BMIR’s transition year brought manifold challenges, as well. Most significant was the recruitment of a new station engineer this year, after working with our previous engineer since the station’s inception. Learning curves were squarely faced, towers were boldly climbed (more than once), and the station went live, albeit a little later than we’d planned. We also experienced significant crowding in our little building, which was built before the transition to a live station was envisioned. We know that we overplayed the porta potty announcements early in the week, when scatological doom seemed to be rearing its ugly fecal head. While we are willing to risk error on the side of over-communication when a potential crisis looms, we are reformulating our “emergency broadcast” policies so that we don’t start sounding like the Department of Playa Security announcing red level threats every 5 minutes.

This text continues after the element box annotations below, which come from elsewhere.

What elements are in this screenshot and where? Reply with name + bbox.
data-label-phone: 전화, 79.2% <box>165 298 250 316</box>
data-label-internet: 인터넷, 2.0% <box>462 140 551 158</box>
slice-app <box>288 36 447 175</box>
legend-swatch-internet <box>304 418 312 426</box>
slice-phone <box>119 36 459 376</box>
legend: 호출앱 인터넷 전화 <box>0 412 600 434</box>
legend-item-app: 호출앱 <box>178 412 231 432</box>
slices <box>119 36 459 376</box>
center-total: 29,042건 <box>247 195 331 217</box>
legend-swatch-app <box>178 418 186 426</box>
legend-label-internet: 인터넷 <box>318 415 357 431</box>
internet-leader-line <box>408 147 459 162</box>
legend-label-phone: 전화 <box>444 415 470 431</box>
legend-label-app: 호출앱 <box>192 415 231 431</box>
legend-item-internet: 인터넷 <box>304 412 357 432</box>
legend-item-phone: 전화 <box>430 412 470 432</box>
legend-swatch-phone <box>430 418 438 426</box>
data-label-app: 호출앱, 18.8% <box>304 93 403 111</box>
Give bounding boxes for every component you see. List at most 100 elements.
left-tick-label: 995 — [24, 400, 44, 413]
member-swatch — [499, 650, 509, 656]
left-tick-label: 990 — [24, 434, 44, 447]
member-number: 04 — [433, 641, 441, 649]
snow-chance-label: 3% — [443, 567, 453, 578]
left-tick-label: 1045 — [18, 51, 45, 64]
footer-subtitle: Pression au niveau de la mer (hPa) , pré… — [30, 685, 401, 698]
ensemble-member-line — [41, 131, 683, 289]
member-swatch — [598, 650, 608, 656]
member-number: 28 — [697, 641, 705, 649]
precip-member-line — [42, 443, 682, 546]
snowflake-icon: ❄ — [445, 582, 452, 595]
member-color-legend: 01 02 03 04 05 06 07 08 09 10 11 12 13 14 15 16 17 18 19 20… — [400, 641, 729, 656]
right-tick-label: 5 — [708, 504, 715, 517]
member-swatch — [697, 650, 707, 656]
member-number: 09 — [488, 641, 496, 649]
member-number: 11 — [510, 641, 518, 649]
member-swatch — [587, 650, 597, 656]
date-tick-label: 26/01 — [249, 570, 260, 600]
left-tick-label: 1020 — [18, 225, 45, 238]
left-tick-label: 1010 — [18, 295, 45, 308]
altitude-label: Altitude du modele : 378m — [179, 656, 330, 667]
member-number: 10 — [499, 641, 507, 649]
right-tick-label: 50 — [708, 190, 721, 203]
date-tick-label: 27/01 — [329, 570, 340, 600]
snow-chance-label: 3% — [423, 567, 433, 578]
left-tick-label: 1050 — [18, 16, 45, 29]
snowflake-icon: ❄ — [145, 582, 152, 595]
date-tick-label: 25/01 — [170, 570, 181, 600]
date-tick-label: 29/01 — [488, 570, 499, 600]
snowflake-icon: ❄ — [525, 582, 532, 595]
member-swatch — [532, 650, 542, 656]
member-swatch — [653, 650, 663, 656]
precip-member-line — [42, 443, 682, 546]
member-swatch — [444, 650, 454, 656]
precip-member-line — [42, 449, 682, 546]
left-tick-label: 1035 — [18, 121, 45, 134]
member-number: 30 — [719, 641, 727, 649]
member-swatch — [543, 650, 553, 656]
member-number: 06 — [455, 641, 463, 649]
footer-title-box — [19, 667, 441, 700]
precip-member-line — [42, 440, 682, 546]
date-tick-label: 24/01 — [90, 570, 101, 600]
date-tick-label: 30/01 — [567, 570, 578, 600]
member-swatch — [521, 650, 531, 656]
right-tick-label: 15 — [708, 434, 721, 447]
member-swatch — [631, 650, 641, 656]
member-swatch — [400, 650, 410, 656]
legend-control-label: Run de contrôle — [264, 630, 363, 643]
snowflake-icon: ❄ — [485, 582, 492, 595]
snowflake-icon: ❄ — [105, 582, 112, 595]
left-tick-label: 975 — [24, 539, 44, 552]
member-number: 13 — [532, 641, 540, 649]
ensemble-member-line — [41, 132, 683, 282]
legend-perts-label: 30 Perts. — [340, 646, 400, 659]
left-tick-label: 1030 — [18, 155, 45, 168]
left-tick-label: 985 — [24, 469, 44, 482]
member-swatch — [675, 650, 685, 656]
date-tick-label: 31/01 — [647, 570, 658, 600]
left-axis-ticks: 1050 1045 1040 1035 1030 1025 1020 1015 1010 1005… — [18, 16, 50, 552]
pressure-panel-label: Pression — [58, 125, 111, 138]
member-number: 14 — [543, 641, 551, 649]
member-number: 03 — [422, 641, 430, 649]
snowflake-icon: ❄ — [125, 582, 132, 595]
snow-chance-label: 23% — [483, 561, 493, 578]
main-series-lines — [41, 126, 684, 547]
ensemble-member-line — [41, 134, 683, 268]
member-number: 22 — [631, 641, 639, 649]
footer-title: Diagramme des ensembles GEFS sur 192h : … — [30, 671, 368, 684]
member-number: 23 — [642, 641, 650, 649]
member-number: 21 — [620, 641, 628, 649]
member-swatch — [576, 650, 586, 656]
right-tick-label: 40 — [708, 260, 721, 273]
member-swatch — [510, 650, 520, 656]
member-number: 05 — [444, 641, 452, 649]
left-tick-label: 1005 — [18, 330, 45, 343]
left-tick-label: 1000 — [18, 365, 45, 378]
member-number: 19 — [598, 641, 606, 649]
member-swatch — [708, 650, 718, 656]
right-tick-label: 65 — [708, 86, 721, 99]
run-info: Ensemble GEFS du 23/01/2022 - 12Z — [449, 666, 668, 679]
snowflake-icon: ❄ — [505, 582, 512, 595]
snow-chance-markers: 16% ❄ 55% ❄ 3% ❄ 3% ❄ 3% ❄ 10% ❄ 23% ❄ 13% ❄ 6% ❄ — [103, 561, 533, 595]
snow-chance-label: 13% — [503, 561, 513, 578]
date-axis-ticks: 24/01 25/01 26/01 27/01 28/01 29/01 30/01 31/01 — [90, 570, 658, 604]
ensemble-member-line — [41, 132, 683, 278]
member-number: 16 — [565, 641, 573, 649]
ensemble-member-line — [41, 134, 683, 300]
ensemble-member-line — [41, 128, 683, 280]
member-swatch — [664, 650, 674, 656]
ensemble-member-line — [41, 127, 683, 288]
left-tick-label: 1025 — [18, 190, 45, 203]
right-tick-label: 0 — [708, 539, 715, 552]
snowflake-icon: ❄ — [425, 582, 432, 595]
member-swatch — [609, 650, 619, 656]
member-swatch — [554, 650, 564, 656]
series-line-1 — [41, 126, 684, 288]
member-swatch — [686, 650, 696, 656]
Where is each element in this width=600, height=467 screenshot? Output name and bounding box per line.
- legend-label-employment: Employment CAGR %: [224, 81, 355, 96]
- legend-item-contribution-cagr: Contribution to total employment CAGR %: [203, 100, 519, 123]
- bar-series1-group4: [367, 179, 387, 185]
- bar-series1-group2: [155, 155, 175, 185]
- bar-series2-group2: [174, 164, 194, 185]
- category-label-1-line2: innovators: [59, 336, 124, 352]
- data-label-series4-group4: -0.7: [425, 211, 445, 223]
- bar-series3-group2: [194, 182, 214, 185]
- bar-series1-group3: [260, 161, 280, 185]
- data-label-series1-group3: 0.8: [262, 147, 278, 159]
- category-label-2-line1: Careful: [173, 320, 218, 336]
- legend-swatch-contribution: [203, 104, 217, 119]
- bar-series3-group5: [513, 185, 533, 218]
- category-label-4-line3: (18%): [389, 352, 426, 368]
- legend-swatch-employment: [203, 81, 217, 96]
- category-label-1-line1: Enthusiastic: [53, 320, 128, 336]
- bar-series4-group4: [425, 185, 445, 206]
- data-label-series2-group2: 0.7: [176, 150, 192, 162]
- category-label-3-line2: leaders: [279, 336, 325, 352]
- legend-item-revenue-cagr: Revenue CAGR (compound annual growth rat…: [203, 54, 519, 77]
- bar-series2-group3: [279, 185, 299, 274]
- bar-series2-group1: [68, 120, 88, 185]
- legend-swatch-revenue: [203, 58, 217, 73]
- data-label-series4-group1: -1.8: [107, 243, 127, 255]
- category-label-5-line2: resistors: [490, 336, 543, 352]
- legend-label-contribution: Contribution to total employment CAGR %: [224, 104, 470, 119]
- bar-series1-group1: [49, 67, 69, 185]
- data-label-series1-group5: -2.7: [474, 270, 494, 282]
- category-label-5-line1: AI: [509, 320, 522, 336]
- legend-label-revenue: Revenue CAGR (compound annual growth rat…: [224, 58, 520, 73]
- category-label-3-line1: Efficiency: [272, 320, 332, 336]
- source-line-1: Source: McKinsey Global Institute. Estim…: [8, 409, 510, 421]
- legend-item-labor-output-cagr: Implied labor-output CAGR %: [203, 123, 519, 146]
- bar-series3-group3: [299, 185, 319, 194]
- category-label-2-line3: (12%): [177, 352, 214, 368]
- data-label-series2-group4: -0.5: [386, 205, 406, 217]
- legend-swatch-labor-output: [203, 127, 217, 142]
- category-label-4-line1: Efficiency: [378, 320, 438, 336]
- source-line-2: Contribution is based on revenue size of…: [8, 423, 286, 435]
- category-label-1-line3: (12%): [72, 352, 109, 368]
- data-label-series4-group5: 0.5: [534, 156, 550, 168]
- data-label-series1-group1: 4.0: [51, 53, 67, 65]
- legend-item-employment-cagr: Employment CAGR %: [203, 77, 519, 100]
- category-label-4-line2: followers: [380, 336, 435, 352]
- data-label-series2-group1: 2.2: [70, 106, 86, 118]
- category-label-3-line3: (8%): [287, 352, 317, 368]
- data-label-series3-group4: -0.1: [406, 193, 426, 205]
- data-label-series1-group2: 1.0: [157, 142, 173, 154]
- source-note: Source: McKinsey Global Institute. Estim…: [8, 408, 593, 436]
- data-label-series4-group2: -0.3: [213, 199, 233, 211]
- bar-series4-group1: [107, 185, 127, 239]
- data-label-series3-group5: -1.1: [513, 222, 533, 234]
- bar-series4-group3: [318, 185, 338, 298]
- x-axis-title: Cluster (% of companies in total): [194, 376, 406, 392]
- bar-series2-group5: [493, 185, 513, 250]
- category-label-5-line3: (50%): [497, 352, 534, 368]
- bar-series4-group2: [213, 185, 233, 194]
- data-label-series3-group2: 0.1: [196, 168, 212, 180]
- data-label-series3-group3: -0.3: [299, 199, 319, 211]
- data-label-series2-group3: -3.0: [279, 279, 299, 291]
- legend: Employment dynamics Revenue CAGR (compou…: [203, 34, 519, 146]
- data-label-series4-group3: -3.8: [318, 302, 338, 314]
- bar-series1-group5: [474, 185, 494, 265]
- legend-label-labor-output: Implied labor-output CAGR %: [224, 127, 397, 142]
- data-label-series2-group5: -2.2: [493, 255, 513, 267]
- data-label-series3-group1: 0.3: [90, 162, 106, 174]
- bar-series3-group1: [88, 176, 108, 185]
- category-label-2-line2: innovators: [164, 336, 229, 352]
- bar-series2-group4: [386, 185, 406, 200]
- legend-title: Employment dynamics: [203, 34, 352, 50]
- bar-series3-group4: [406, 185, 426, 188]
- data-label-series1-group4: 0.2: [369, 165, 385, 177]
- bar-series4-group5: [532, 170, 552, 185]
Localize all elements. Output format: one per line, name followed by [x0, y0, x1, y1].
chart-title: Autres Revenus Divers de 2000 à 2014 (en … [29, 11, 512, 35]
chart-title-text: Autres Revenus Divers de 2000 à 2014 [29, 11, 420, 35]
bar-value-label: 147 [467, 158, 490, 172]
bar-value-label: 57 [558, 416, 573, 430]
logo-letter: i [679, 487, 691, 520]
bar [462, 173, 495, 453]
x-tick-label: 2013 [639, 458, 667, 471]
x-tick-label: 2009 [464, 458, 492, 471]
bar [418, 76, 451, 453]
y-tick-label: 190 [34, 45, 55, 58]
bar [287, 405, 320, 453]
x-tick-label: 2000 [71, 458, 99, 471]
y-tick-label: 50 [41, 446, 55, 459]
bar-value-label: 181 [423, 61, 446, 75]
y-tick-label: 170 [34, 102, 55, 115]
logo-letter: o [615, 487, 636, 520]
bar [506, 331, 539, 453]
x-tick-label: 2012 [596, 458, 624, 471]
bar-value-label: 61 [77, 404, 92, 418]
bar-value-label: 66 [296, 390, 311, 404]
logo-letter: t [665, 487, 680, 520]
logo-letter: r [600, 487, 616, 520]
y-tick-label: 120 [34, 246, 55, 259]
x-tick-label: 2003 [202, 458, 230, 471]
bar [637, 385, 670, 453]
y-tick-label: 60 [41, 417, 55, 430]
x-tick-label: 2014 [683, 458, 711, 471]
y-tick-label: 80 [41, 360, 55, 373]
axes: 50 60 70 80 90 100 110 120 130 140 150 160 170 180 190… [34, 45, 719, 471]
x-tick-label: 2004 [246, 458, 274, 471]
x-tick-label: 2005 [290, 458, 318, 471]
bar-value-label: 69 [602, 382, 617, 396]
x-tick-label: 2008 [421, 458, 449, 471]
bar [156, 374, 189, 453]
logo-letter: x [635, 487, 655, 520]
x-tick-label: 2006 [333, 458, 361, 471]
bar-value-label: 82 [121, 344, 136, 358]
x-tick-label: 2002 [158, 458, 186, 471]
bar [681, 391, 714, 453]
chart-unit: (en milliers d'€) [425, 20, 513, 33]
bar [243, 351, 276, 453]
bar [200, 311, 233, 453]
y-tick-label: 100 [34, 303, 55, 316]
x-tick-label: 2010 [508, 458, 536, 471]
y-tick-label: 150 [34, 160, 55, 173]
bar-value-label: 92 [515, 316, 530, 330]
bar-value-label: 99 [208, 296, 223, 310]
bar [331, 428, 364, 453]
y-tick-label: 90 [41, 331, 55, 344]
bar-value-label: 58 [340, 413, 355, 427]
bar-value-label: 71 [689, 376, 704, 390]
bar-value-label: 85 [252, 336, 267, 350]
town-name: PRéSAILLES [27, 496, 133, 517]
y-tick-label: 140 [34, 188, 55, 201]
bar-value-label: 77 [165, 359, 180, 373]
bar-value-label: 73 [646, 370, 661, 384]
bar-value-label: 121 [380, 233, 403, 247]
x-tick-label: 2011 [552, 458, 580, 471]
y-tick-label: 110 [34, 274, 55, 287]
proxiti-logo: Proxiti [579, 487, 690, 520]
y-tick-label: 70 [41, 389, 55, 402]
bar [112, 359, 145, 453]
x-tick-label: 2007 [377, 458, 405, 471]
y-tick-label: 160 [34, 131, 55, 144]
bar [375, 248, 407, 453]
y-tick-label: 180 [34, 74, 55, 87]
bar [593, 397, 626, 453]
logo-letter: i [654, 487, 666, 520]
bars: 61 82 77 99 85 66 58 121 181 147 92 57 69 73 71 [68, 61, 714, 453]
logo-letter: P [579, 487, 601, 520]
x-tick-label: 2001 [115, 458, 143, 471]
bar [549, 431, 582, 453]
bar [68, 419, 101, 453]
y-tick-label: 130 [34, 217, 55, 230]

Finally, expanding to a live format entailed a good amount of trial and error to strike the right balance between musical styles and the DJs musical tastes. We’ve always done our best to make the station sound like the playa feels, striving for that perfect synergistic bliss. We have always tried to program a diverse range of music that reflects the city’s diverse population. This effort was trickier in 2004 with live DJs entering the fold, but we tried to walk the fine line between expressing the atmosphere and eclecticism of the playa while facilitating the full-on freedom of expression that Black Rock City embodies. Were we always successful in our effort – Probably not, but these types of aesthetic concerns are foremost in our minds as we try to run a station that is an informative, engaging, and somewhat esoteric presence in BRC. So if you liked the music you heard, great. And if not, send us some CDs that we can put into rotation or, better yet, volunteer for a couple of DJ shifts this year.
With another year of dusty computers and filthy CDs behind us, BMIR is looking forward to further growth in 2005 and beyond. The crystal ball is notoriously dirty, but we predict an earlier on-air start date, expanded Exodus coverage, a nightly news show, neighborhood news beats, more interviews about the inner and outer workings of the city, remote live broadcasts, and, most important, more of YOU involved.